DeepSeek, a Chinese AI in 2023, has actually just recently gathered substantial attention with the release of its newest AI design, R1. This model is noteworthy for its high performance and cost-effectiveness, placing it as a powerful rival to developed AI models like OpenAI's ChatGPT.
The design is open-source and can be run on individual computer systems without the requirement for extensive computational resources. This democratization of AI technology enables people to try out and evaluate the model's abilities firsthand
DeepSeek R1 is not excellent for whatever, there are sensible issues, but it's best for our performance tasks!
Using this model we can classify applications or sites without sending any information to the cloud and thus keep your data protect.
I strongly believe that Personal-Productivity-Assistant might result in increased competition and drive development throughout the sector of comparable productivity-tracking services (the integrated user base of all time-tracking applications reaches tens of millions). Its open-source nature and free availability make it an outstanding option.
The design itself will be delivered to your computer through another project called Ollama. This is done for benefit and better resources allocation.
Ollama is an open-source platform that allows you to run large language models (LLMs) locally on your computer, enhancing data personal privacy and control. It's compatible with macOS, Windows, and Linux running systems.
By operating LLMs in your area, Ollama makes sure that all information processing occurs within your own environment, getting rid of the need to send delicate details to external servers.
As an open-source project, Ollama gain from constant contributions from a dynamic neighborhood, making sure routine updates, feature improvements, and robust support.
Now how to set up and run?
1. Install Ollama: Windows|MacOS
2. Install Personal-Productivity-Assistant: Windows|MacOS
3. First start can take some, due to the fact that of deepseek-r1:14 b (14 billion params, chain of thoughts).
4. Once set up, a black circle will appear in the system tray:.

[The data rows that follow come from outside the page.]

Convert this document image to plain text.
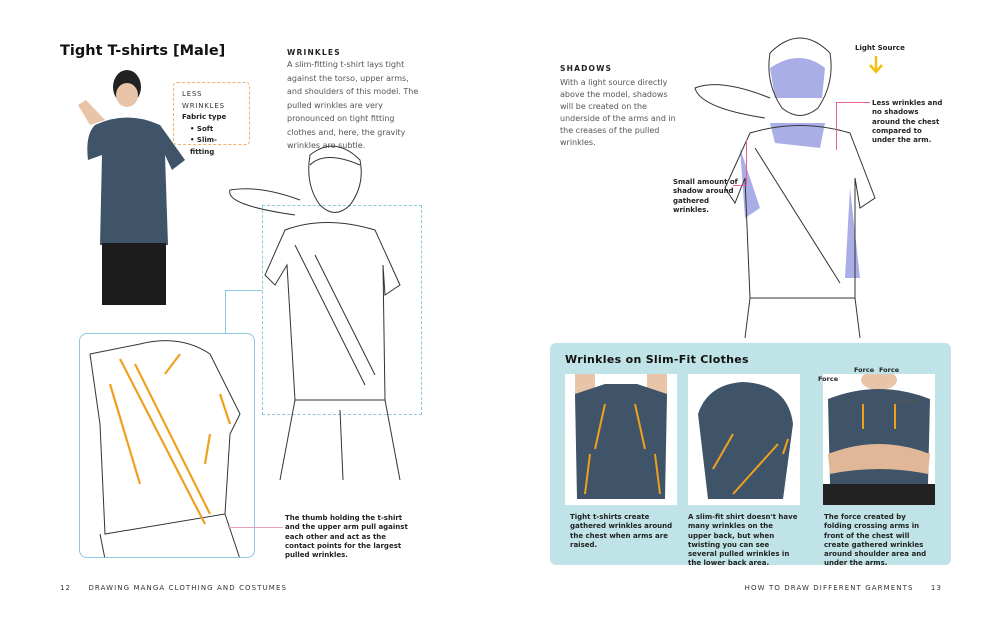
Tight T-shirts [Male]
LESS WRINKLES
Fabric type
• Soft
• Slim-fitting
WRINKLES
A slim-fitting t-shirt lays tight against the torso, upper arms, and shoulders of this model. The pulled wrinkles are very pronounced on tight fitting clothes and, here, the gravity wrinkles are subtle.
The thumb holding the t-shirt and the upper arm pull against each other and act as the contact points for the largest pulled wrinkles.
12 DRAWING MANGA CLOTHING AND COSTUMES
SHADOWS
With a light source directly above the model, shadows will be created on the underside of the arms and in the creases of the pulled wrinkles.
Light Source
Less wrinkles and no shadows around the chest compared to under the arm.
Small amount of shadow around gathered wrinkles.
Wrinkles on Slim-Fit Clothes
Force
Force Force
Force
Tight t-shirts create gathered wrinkles around the chest when arms are raised.
A slim-fit shirt doesn't have many wrinkles on the upper back, but when twisting you can see several pulled wrinkles in the lower back area.
The force created by folding crossing arms in front of the chest will create gathered wrinkles around shoulder area and under the arms.
HOW TO DRAW DIFFERENT GARMENTS 13
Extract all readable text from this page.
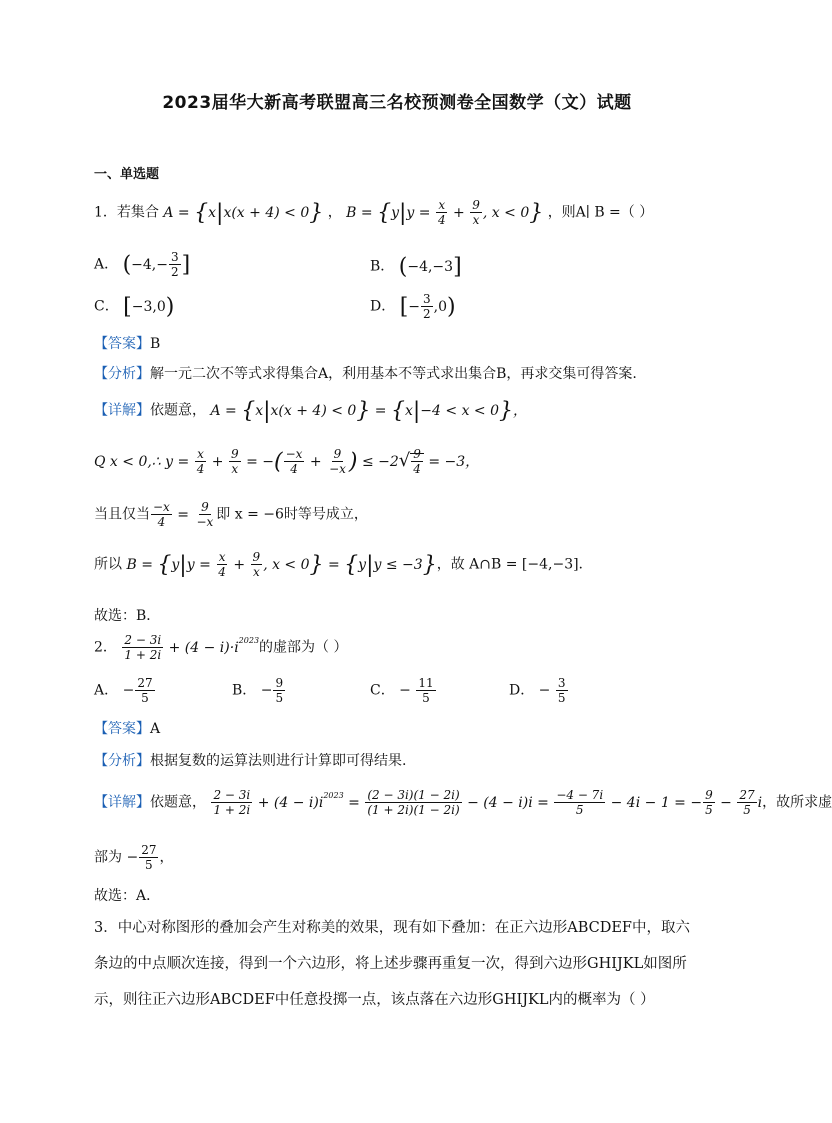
2023届华大新高考联盟高三名校预测卷全国数学（文）试题
一、单选题
1．若集合 A = {x|x(x + 4) < 0} ， $B = \{y|y = \frac{x}{4} + \frac{9}{x}$ , x < 0} ，则A∣ B =（ ）
A． ($-4,- \frac{3}{2}$ ]	B． (−4,−3]
C． [−3,0)	D． [− $\frac{3}{2} ,0$)
【答案】B
【分析】解一元二次不等式求得集合A，利用基本不等式求出集合B，再求交集可得答案.
【详解】依题意， A = {x|x(x + 4) < 0} = {x|−4 < x < 0}，
Q x < 0,∴ $y = \frac{x}{4} + \frac{9}{x}$ = −( $\frac{-x}{4} + \frac{9}{-x}$ ) ≤ $-2√ \frac{9}{4} = -3$，
当且仅当 $\frac{-x}{4} = \frac{9}{-x}$ 即 x = −6时等号成立，
所以 $B = \{y|y = \frac{x}{4} + \frac{9}{x}$ , x < 0} = {y|y ≤ −3}，故 A∩B = [−4,−3].
故选：B．
2． $\frac{2 - 3i}{1 + 2i} + (4 - i)\cdot i^{2023}$的虚部为（ ）
A． − $\frac{27}{5}$	B． − $\frac{9}{5}$	C． − $\frac{11}{5}$	D． − $\frac{3}{5}$
【答案】A
【分析】根据复数的运算法则进行计算即可得结果.
【详解】依题意， $\frac{2 - 3i}{1 + 2i} + (4 - i)i^{2023} = \frac{(2 - 3i)(1 - 2i)}{(1 + 2i)(1 - 2i)} - (4 - i)i = \frac{-4 - 7i}{5} - 4i - 1$ = − $\frac{9}{5} - \frac{27}{5}$ i，故所求虚
部为 − $\frac{27}{5}$ ，
故选：A．
3．中心对称图形的叠加会产生对称美的效果，现有如下叠加：在正六边形ABCDEF中，取六条边的中点顺次连接，得到一个六边形，将上述步骤再重复一次，得到六边形GHIJKL如图所示，则往正六边形ABCDEF中任意投掷一点，该点落在六边形GHIJKL内的概率为（ ）
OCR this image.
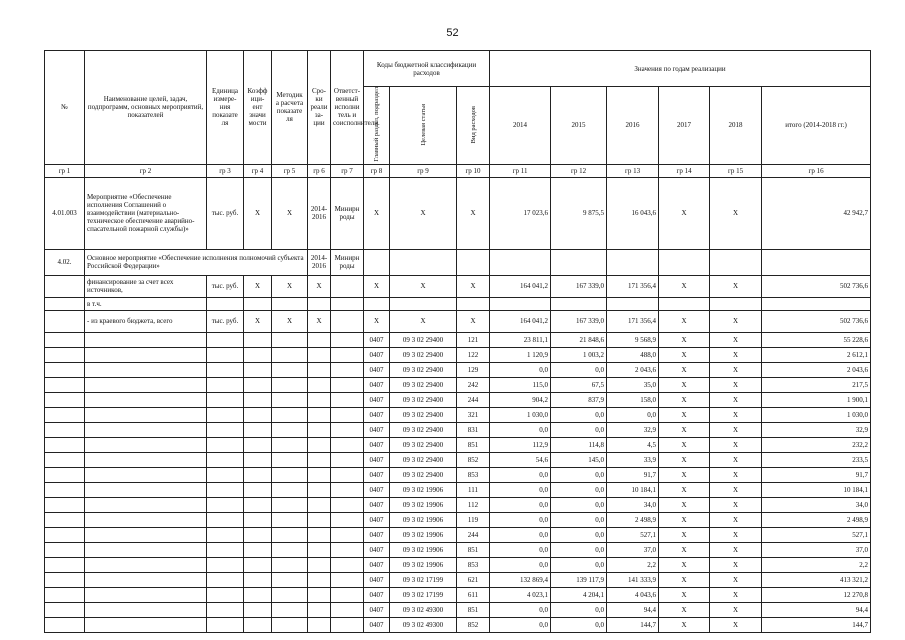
52
№	Наименование целей, задач, подпрограмм, основных мероприятий, показателей	Единица измере-ния показате ля	Коэфф ици-ент значи мости	Методик а расчета показате ля	Сро-ки реали за-ции	Ответст-венный исполни тель и соисполнители	Коды бюджетной классификации расходов			Значения по годам реализации					
							Главный раздел, подраздел	Целевая статья	Вид расходов	2014	2015	2016	2017	2018	итого (2014-2018 гг.)
гр 1	гр 2	гр 3	гр 4	гр 5	гр 6	гр 7	гр 8	гр 9	гр 10	гр 11	гр 12	гр 13	гр 14	гр 15	гр 16
4.01.003	Мероприятие «Обеспечение исполнения Соглашений о взаимодействии (материально-техническое обеспечение аварийно-спасательной пожарной службы)»	тыс. руб.	X	X	2014-2016	Минирн роды	X	X	X	17 023,6	9 875,5	16 043,6	X	X	42 942,7
4.02.	Основное мероприятие «Обеспечение исполнения полномочий субъекта Российской Федерации»				2014-2016	Минирн роды									
	финансирование за счет всех источников,	тыс. руб.	X	X	X		X	X	X	164 041,2	167 339,0	171 356,4	X	X	502 736,6
	в т.ч.														
	- из краевого бюджета, всего	тыс. руб.	X	X	X		X	X	X	164 041,2	167 339,0	171 356,4	X	X	502 736,6
							0407	09 3 02 29400	121	23 811,1	21 848,6	9 568,9	X	X	55 228,6
							0407	09 3 02 29400	122	1 120,9	1 003,2	488,0	X	X	2 612,1
							0407	09 3 02 29400	129	0,0	0,0	2 043,6	X	X	2 043,6
							0407	09 3 02 29400	242	115,0	67,5	35,0	X	X	217,5
							0407	09 3 02 29400	244	904,2	837,9	158,0	X	X	1 900,1
							0407	09 3 02 29400	321	1 030,0	0,0	0,0	X	X	1 030,0
							0407	09 3 02 29400	831	0,0	0,0	32,9	X	X	32,9
							0407	09 3 02 29400	851	112,9	114,8	4,5	X	X	232,2
							0407	09 3 02 29400	852	54,6	145,0	33,9	X	X	233,5
							0407	09 3 02 29400	853	0,0	0,0	91,7	X	X	91,7
							0407	09 3 02 19906	111	0,0	0,0	10 184,1	X	X	10 184,1
							0407	09 3 02 19906	112	0,0	0,0	34,0	X	X	34,0
							0407	09 3 02 19906	119	0,0	0,0	2 498,9	X	X	2 498,9
							0407	09 3 02 19906	244	0,0	0,0	527,1	X	X	527,1
							0407	09 3 02 19906	851	0,0	0,0	37,0	X	X	37,0
							0407	09 3 02 19906	853	0,0	0,0	2,2	X	X	2,2
							0407	09 3 02 17199	621	132 869,4	139 117,9	141 333,9	X	X	413 321,2
							0407	09 3 02 17199	611	4 023,1	4 204,1	4 043,6	X	X	12 270,8
							0407	09 3 02 49300	851	0,0	0,0	94,4	X	X	94,4
							0407	09 3 02 49300	852	0,0	0,0	144,7	X	X	144,7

5. Now do your routine work and wait a long time to gather good quantity of stats. Application will keep quantity of second you invest in each application or website.
6. Finally create the report.
Note: Generating the report requires a minimum of 9GB of RAM, and the process may take a few minutes. If memory use is a concern, it's possible to switch to a smaller sized model for more efficient resource management.
I 'd like to hear your feedback! Whether it's feature demands, bug reports, or your success stories, join the neighborhood on GitHub to contribute and help make the tool even much better. Together, we can shape the future of efficiency tools. Check it out here!
GitHub - smelnyk/Personal-Productivity-Assistant: Personal Productivity Assistant is a.
Personal Productivity Assistant is an innovative open-source application committing to boosting people focus ...
github.com
About Me
I'm Serhii Melnyk, with over 16 years of experience in designing and carrying out high-reliability, scalable, and premium tasks. My technical proficiency is complemented by strong team-leading and sciencewiki.science interaction abilities, which have assisted me effectively lead teams for over 5 years.
Throughout my career, I've concentrated on creating workflows for artificial intelligence and information science API services in cloud facilities, engel-und-waisen.de along with creating monolithic and Kubernetes (K8S) containerized microservices architectures. I've also worked thoroughly with high-load SaaS options, REST/GRPC API applications, and CI/CD pipeline design.
I'm passionate about product shipment, and my background consists of mentoring team members, carrying out thorough code and design reviews, and managing individuals. Additionally, I have actually worked with AWS Cloud services, along with GCP and Azure integrations.